Given y1, y2 and y3 I can build three Wilson expressions and substitute in a modified Raoult's law term to eliminate either the x or gamma dependence, then solve three equations in parallel by iteratively selecting combinations of x1, x2 and x3. Anyone see any obvious problems with this approach?

Also - what about this alternative approach. What I really want to do is confirm my feed location using simple Lewis-Matherson (or similar). To do this, ideally I would do bottom-up operating line and bubble-point calculations and match them to top-down dew-point calculations. If I carried out bubble-point calculations right up to my mass-balance specified condenser fractions, I could avoid having to carry out any dew point calculations until the very last one. I could then solve this single one by hand, taking guesses around the ideal predictions (and avoid writing any code). Any thoughts on whether this would be a reasonable approach?

Thanks again for the responses so far.

 

[PaoloPemi]

if you have the compostions (on stages) you shouldn't have problems to calculate dew point and bubble points, for selecting feed location a common approach is to calculate iteratively the column with feed(s) at different stages and select the best solution.
If (instead) you wish to calculate an approximate solution you can define a simplified model based on Kvalues (see inside-out) in the simplified model you can even include a composition dependence (based on derivatives of fugacity vs. composition) see my first post, but this approach would require certainly some work...

 

[Lams001]

This would be good if I knew stage-by-stage compositions, but that is what I want to do a hand calculation to determine. All I know is the specified feed, bottoms and distillate fractions and flows. HYSYS has calculated these composition profiles, but I want to confirm them stage-by-stage.

I've selected a reflux ratio and number of stages using Fenske-Underwood-Gilliland correlations, and confirmed that HYSYS gives a sensible result roughly the same as these hand calculations.

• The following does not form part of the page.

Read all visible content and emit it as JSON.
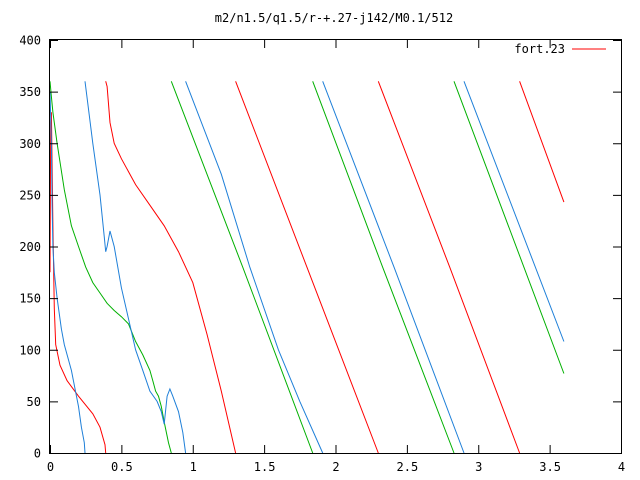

I'm planning to do feed location optimisation in Aspen HYSYS, moving the feed around and using the economic evaluation features until I'm happy that I've found roughly the best arrangement.

What I want to do then is a stage-by-stage to confirm the temperature and composition profiles that HYSYS has generated at this "optimum" configuration. Simultaneously, using Lewis-Matherson I should be able to get my temperature and composition profiles AND confirm feed tray location. I should also then be able to estimate my condenser and reboiler duties independently of HYSYS.

Thank you for responding so quickly once again!

 

[PaoloPemi]

classic Lewis-Matherson model (where kvalues are calculated from relative volatility to a reference component) perhaps is not the best to describe a mixture with highly non-ideal behaviour (but you may adopt some variant), nowadays simulators (even my little Prode Properties) include full-Newton and Russel's solvers for the column, specifically full-Newton is in my opinion quite reliable for these cases.

 

[Lams001]

Provided modified Raoult's law is sufficient (i.e. significant liquid-phase non-ideality, but no LLE and reasonable vapour phase ideality), would Lewis-Matherson not be perfectly adequate? Algorithmically, once you have a means of computing relative volatilities stage-by-stage, I see no difference in the way Lewis-Matherson should work out.

Correct me if I'm wrong!

Thanks

 

[PaoloPemi]

the problem is that for mixtures with high non-ideal behaviour you cannot assume constant relative volatility as that means that individual fugacities are almost independent from molar fractions (not true for Wilson as noted by Latexman)...
you can define locally a composition dependence or solve iteratively a simplified model as in Russel's method, for a local composition dependence you need a tool (see Prode Properties or equivalent) which exports composition derivatives, see Holland book for additional information.